Они прошли по коридору и вышли на внутренний двор. Мария Николаевна зажмурилась от яркого солнца и прикрыла на мгновение уши руками — такой звенящий и разноголосый весёлый шум стоял в воздухе. Двенадцатилетние футболисты в майках, с отчаянными лицами, поднимая облака пыли, гоняли мяч. Вихрастый вратарь в синих лыжных штанах, пригнувшись, упёршись ладонями в колени, следил за движением мяча, и не только лицо, полуоткрытый рот, глаза его, но и руки, плечи, ноги, шея выражали, что в эти минуты в мире нет ничего более важного, чем игра в мяч, чем счастье быть весёлым, поворотливым мальчиком.

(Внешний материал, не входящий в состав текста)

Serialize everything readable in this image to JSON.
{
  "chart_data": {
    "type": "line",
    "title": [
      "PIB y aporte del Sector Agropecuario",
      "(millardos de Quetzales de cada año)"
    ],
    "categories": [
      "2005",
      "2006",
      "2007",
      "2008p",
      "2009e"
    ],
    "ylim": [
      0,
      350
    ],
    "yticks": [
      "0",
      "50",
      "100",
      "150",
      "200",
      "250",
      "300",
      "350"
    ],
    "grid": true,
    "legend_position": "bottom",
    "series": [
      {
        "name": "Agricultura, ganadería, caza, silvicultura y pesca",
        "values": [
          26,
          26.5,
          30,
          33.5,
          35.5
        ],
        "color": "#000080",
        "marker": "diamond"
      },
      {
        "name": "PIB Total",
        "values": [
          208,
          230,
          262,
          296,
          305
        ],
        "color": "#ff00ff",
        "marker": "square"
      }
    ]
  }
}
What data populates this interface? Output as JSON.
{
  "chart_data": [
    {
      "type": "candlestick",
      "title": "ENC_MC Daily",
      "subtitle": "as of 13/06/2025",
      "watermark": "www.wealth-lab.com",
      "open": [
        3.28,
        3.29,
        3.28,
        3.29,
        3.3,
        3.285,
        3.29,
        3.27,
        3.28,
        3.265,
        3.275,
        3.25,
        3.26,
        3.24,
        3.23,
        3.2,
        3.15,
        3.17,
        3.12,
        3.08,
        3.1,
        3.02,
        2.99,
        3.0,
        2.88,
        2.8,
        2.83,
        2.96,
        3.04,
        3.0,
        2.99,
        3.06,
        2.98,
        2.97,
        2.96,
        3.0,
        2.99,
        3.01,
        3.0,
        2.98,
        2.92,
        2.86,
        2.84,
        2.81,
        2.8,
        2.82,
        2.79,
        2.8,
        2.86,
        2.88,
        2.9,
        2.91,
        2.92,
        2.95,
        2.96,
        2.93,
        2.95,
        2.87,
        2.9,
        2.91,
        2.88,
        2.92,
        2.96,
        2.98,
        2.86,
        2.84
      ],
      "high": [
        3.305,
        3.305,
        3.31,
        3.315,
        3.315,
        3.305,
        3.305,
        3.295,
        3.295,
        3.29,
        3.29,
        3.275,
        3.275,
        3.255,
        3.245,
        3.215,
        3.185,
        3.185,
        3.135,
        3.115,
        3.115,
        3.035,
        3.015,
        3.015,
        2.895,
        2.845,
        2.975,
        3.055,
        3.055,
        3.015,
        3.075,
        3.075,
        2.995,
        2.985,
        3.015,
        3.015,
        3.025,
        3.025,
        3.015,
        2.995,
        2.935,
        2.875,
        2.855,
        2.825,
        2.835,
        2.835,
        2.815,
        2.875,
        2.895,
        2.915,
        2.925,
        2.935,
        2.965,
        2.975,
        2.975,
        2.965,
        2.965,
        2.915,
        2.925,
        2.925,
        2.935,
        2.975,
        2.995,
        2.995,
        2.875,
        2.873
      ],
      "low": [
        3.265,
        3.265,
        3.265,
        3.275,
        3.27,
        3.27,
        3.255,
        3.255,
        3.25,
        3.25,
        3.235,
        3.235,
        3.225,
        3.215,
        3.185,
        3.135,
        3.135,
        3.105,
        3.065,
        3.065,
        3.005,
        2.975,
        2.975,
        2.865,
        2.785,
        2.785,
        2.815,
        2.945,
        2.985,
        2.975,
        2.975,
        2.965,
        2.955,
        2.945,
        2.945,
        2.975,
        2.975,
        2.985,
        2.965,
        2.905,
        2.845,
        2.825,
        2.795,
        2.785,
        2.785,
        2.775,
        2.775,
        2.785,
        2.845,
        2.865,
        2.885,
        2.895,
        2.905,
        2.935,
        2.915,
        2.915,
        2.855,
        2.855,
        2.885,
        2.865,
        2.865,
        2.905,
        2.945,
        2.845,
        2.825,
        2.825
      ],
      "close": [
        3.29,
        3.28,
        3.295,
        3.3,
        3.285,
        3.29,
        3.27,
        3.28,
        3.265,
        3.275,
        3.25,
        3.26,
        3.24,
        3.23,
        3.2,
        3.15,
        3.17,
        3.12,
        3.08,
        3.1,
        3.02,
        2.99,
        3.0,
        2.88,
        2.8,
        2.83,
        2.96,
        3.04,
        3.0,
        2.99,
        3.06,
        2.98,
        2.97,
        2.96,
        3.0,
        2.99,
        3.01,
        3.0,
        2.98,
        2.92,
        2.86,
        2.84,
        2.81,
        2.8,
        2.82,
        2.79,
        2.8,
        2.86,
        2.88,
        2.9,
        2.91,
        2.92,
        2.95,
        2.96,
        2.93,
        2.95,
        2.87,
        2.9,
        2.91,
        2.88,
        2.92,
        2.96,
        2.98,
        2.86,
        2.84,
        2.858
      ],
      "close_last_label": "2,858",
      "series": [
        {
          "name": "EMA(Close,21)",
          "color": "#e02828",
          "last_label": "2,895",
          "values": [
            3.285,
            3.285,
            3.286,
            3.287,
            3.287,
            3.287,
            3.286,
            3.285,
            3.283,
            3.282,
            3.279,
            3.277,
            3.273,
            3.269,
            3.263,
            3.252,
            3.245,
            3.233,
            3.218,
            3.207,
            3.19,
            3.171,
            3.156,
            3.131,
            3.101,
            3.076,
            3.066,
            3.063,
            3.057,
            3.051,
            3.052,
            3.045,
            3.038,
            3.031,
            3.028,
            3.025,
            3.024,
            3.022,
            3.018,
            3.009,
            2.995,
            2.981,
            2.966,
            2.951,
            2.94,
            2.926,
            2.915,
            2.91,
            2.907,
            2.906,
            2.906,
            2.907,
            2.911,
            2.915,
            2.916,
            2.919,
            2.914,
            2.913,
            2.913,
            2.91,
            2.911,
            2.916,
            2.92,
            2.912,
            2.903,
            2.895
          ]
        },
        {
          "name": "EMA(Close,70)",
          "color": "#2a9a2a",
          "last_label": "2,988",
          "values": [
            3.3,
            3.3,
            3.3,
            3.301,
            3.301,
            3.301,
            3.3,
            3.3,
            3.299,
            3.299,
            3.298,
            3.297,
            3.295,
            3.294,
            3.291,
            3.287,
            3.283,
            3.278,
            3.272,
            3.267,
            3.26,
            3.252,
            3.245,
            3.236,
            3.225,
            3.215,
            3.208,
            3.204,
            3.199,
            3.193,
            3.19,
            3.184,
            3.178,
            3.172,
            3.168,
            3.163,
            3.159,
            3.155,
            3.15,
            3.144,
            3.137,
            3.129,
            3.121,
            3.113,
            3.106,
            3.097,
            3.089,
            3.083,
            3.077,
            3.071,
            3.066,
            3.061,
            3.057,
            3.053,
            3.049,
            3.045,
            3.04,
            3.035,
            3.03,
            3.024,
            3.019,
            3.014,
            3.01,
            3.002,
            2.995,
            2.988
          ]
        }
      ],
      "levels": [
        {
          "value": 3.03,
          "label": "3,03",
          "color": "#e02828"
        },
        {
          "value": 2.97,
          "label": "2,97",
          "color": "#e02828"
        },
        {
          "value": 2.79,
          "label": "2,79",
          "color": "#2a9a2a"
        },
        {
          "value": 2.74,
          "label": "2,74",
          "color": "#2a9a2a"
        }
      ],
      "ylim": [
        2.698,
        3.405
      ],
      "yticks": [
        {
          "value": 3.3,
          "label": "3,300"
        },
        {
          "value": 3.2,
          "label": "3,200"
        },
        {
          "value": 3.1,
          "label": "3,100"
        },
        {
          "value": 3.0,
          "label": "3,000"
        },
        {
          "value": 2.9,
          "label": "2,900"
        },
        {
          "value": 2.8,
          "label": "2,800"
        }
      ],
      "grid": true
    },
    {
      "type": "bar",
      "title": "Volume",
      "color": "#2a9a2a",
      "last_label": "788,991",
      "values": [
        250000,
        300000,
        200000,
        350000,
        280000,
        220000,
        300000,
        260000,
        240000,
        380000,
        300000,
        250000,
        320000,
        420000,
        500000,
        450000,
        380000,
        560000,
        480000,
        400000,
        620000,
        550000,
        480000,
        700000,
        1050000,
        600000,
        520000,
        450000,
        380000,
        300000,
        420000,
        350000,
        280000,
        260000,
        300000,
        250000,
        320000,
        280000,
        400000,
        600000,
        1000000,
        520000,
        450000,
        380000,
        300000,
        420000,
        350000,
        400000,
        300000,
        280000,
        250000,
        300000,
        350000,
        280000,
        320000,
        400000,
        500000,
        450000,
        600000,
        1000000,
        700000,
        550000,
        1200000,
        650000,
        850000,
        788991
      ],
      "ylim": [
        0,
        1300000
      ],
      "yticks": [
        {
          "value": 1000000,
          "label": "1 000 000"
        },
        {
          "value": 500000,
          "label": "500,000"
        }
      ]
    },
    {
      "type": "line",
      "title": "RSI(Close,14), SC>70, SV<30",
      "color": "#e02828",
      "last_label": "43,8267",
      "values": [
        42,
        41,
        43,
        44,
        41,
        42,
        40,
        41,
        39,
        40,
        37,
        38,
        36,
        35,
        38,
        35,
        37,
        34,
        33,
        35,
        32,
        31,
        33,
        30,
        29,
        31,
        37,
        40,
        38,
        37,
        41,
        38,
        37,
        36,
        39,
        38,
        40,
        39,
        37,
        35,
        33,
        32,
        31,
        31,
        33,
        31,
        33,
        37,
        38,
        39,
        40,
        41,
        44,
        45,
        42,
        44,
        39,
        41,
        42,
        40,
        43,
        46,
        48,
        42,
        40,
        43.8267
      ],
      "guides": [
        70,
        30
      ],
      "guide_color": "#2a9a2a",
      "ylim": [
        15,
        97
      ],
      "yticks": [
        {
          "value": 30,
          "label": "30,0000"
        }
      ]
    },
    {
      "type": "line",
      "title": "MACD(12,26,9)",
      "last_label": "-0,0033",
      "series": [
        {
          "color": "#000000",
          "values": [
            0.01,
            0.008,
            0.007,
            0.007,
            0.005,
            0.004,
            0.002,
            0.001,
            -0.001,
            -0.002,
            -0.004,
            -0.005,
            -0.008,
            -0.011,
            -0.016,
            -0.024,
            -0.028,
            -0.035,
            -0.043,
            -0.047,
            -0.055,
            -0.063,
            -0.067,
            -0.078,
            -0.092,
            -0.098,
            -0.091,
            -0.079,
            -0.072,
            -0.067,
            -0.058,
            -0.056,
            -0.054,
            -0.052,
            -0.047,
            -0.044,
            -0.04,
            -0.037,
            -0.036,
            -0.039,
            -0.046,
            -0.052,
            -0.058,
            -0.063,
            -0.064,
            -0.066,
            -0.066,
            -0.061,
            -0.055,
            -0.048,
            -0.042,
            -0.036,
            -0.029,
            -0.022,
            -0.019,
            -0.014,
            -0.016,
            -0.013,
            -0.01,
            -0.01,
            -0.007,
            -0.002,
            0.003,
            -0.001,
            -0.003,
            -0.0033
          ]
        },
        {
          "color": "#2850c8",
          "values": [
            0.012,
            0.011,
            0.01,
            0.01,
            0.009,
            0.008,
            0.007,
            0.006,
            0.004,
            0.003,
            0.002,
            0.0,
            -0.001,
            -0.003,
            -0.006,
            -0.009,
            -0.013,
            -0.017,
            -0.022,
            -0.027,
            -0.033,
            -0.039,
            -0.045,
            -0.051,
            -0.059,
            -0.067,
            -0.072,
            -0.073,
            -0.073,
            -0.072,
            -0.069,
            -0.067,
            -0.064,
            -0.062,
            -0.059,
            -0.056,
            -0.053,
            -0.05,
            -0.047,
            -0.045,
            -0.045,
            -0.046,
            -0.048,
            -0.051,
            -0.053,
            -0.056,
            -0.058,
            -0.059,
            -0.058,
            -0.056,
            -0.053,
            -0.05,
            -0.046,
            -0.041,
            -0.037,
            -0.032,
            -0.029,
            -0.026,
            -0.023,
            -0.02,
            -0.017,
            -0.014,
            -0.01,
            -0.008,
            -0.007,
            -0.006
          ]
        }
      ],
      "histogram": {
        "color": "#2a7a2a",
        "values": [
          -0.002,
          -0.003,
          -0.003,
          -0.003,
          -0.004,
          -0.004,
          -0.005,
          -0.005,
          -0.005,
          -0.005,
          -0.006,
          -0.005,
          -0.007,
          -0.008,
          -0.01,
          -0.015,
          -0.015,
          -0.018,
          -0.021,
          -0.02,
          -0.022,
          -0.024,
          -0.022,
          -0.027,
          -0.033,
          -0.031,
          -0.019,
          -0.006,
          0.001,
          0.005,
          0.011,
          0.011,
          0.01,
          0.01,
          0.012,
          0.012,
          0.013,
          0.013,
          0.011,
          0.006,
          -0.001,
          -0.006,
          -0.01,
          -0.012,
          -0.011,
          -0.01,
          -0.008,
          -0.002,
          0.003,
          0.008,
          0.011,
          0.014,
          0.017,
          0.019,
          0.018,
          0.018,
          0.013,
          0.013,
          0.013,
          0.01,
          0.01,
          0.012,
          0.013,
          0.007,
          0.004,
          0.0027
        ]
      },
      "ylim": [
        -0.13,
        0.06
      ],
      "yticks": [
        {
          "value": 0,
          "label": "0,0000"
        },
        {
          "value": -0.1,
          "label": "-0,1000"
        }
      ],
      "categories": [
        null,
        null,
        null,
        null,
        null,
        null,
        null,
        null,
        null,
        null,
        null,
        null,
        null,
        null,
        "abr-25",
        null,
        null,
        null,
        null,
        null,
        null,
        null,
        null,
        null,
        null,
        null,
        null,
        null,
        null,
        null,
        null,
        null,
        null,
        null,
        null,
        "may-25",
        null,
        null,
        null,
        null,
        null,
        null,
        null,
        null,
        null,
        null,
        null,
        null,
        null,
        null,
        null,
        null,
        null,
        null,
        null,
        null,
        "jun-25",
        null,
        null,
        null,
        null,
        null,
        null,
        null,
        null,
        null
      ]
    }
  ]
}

Ребята поменьше, вооружённые деревянными ружьями и фанерными мечами, бежали вдоль забора, а навстречу им мерным строем шёл отряд в треуголках, сделанных из газетной бумаги.
Девочка, быстро и легко перебирая ногами, прыгала через верёвочку, которую крутили две её подруги, а ожидавшие очереди жадно следили за прыгающей и беззвучно шевелили губами, отсчитывая, сколько раз ей удалось прыгнуть.
— За них-то и идёт война,— сказала Мария Николаевна.
— Наши дети, я думаю, самые лучшие в мире,— убеждённо проговорила Токарева.— Тут у меня есть мальчики, героями были, вот этот, видите, в воротах стоит, футболист — Котов Семён, он в военной части разведчиком был, немцы его поймали, били, ни слова не сказал, всё рвётся опять на фронт… Или вот эти, посмотрите.
По двору шли две девочки в синих платьицах, одна светлая, другая загорелая, с живыми, тёмными глазами, держа в руках матерчатую куклу; склонив к кукле голову, девочка слушала, что говорила подруга. Та говорила быстро, решительно, и, хотя слов её разобрать нельзя было, казалось, она сердилась.
— Вот с утра и до вечера не разлучаются, их в один день привезли из приёмника,— сказала Токарева.— Светленькая — сирота, еврейка из Польши, у неё всех родных Гитлер вырезал, а эта, что куклу держит, немцев-колонистов дочка.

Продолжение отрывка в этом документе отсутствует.